Durant la seule année 1610, Galilée découvre des montagnes sur la Lune, des taches dans le Soleil, des phases sur Vénus et des satellites de Jupiter. La perfection du monde supralunaire d’Aristote est soudain mise à mal. Des scientifiques comme Kepler et Huygens pensent que les planètes sont habitées. Le livre de Fontenelle Entretiens sur la pluralité des mondes (1686) est réédité trente-trois fois de son vivant !
Aussi étrange que cela puisse paraître, le Soleil devient, au XVIIIe siècle, un cadre de vie extraterrestre très populaire ! Pour l’astronome William Herschel, par ailleurs découvreur d’Uranus, les habitants du Soleil vivent dans une caverne, protégée du feu externe par une couche d’atmosphère (1795). A cette époque, la structure interne du Soleil était encore totalement inconnue.

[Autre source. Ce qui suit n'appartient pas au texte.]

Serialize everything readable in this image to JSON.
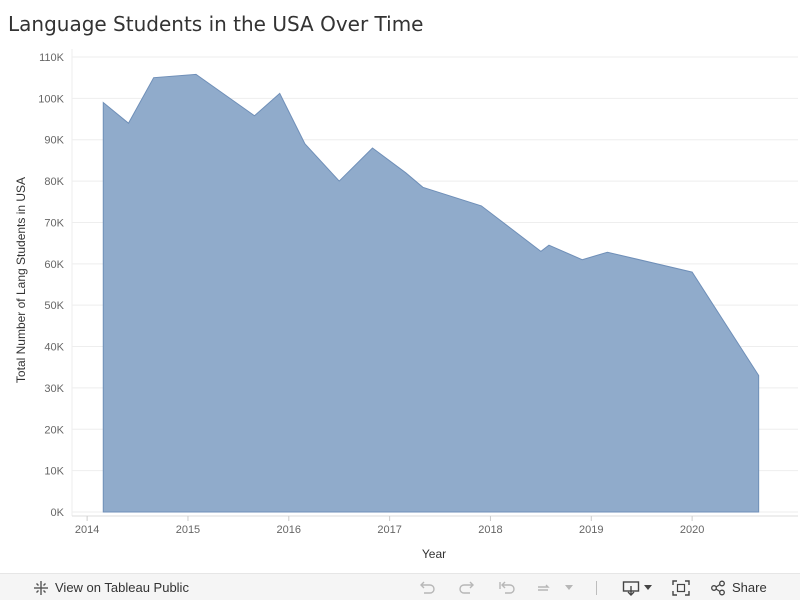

Coup de théâtre en 1877 : avec sa nouvelle lunette astronomique, l’Italien Giovanni Schiaparelli observe sur Mars des «canaux», que l’on imagine construits par des êtres intelligents. La communauté scientifique s’emballe, tout comme le marché des lunettes astronomiques ! Mais un groupe de sceptiques parle d’illusion optique. La controverse s’installe et dure un siècle. Les photos de la sonde spatiale Mariner 4 mettent fin aux canaux ainsi qu’au mythe des Martiens (1965).

C’est alors vers les microbes, martiens ou autres, que les scientifiques se tournent ! Les annonces à sensation se succèdent, qui restent aujourd’hui sujettes à controverse : des matières organiques dans une météorite martienne ? Du méthane d’origine biologique sur Mars ? De la phosphine d’origine microbienne sur Vénus ? Les auteurs nous expliquent les techniques d’observation spectrographiques utilisées. Ils montrent la complexité de l’interprétation des résultats, qui exige la prudence, peu compatible avec la pression médiatique ambiante.

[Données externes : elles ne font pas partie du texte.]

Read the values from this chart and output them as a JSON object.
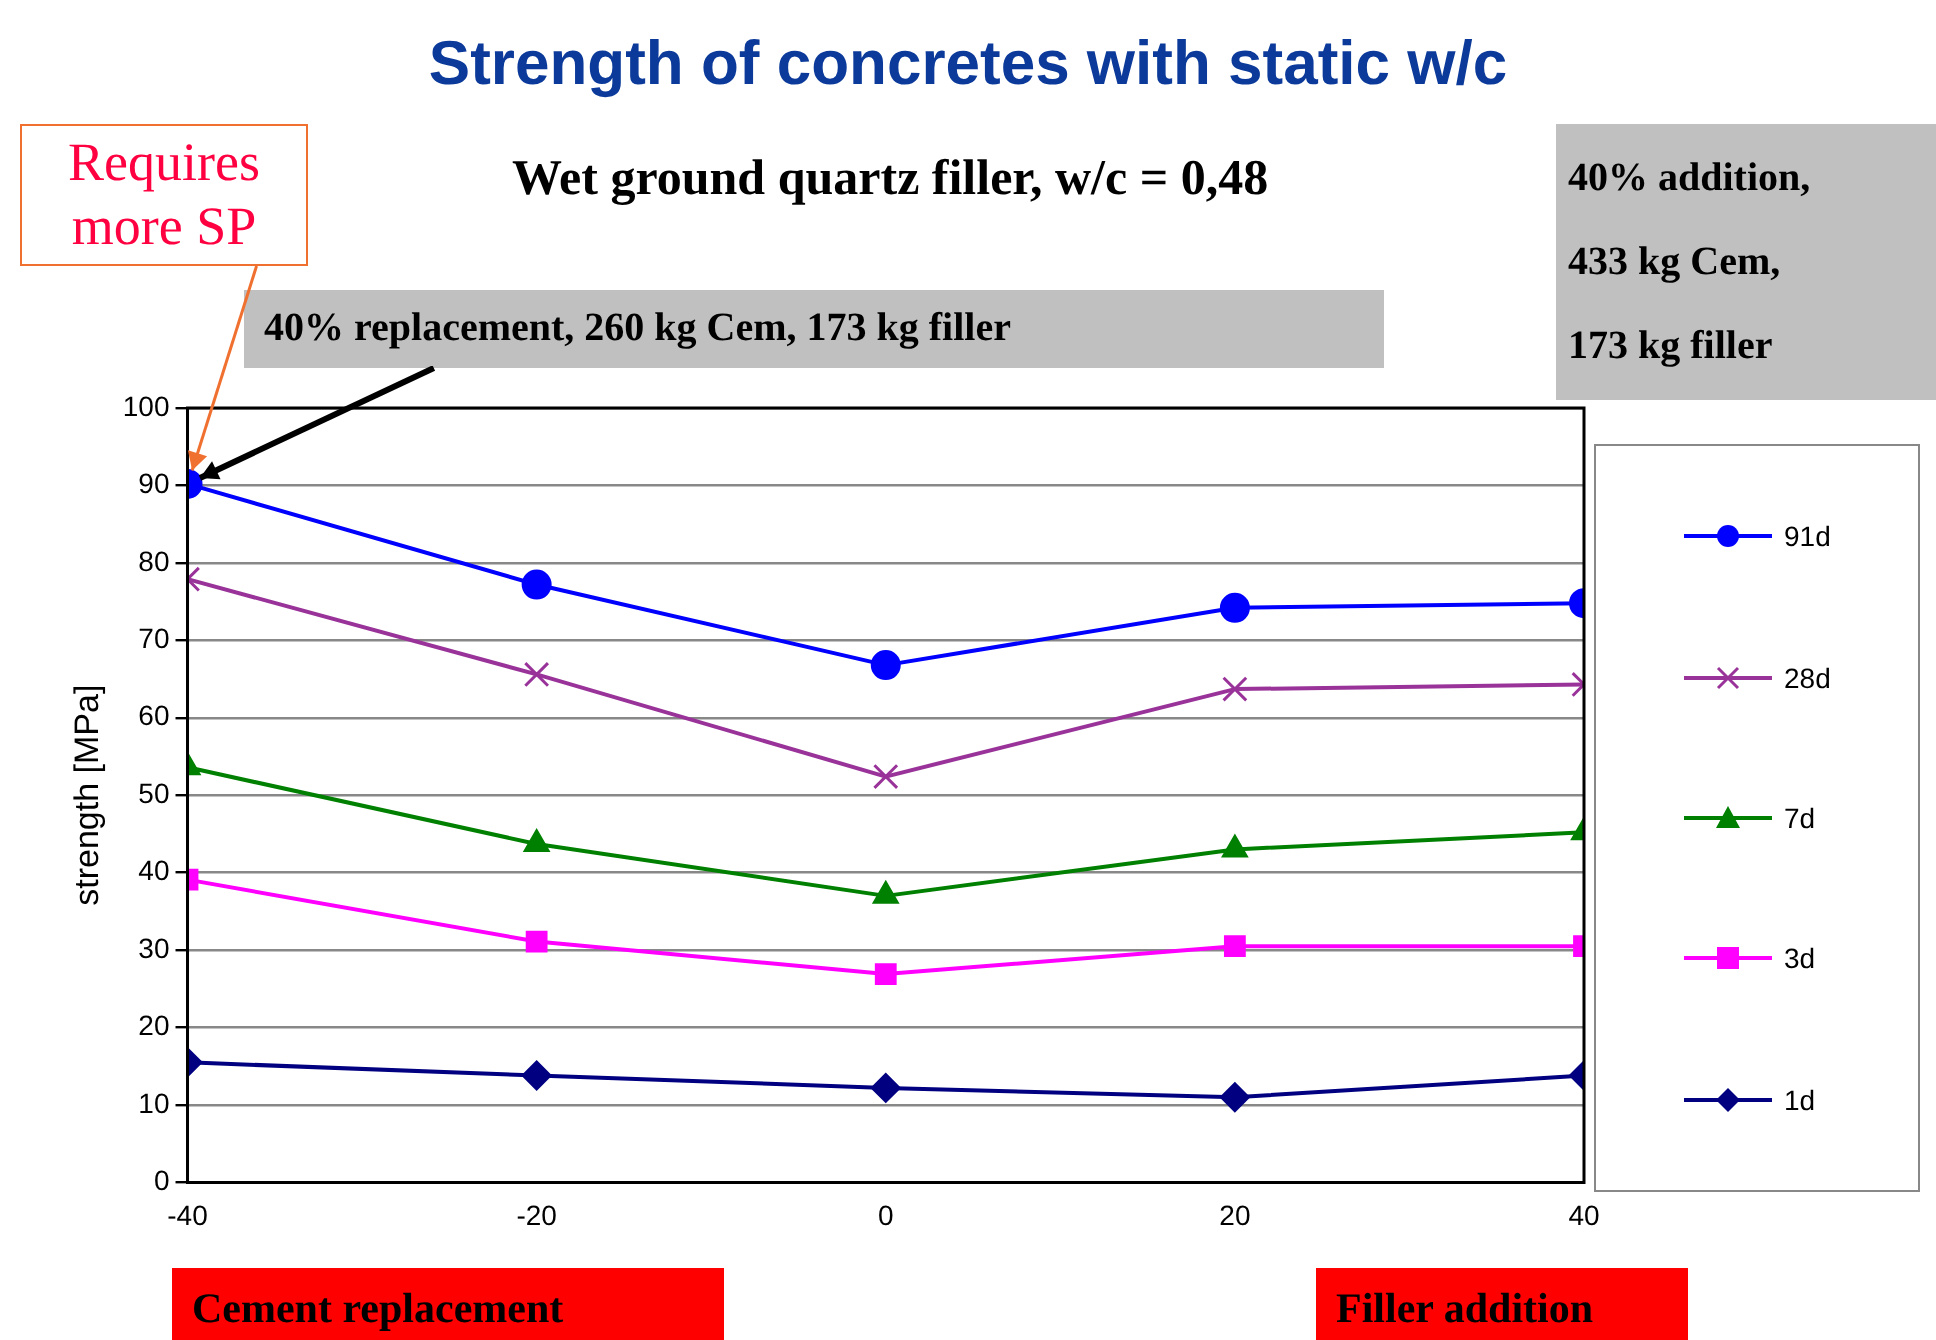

Un chapitre est consacré à la panspermie, théorie selon laquelle la semence de vie est éternelle et se transmet de planète en planète. Elle connut de nombreux adeptes, de Lord Kelvin (1871) à Francis Crick (1973). Son point faible : les organismes vivants ne résistent pas aux rayonnements de l’espace. Néanmoins, des molécules «prébiotiques» (possédant tous les éléments de base de la vie) nous proviennent régulièrement de l’espace, et un acide aminé a été détecté dans une comète (2016).

L’exploration de la vie extraterrestre se poursuit aujourd’hui au-delà du Système solaire. On a développé des techniques sophistiquées pour évaluer les paramètres importants de ces exoplanètes : taille, température, atmosphère, présence d’eau liquide. Des dizaines de planètes, candidates prometteuses, ont déjà été identifiées.

Quelle est la probabilité qu’«une vie ailleurs» se soit développée ? Selon les auteurs, «il est impossible de donner une réponse nette». Certes, sur une planète donnée, la vie est peu probable car nécessitant la conjonction de nombreux paramètres précis. Mais il y a des centaines de milliards de planètes dans notre galaxie ! Et il y a cent milliards de galaxies ! Le produit de zéro par l’infini donne… un nombre indéterminé !

Voici un excellent livre de vulgarisation. Les auteurs restent factuels et se concentrent sur l’essentiel. Les 150 pages sont illustrées de figures remarquablement documentées. Le style est clair et abordable pour tout lecteur qu’intéresse cette passionnante énigme de la «vie ailleurs».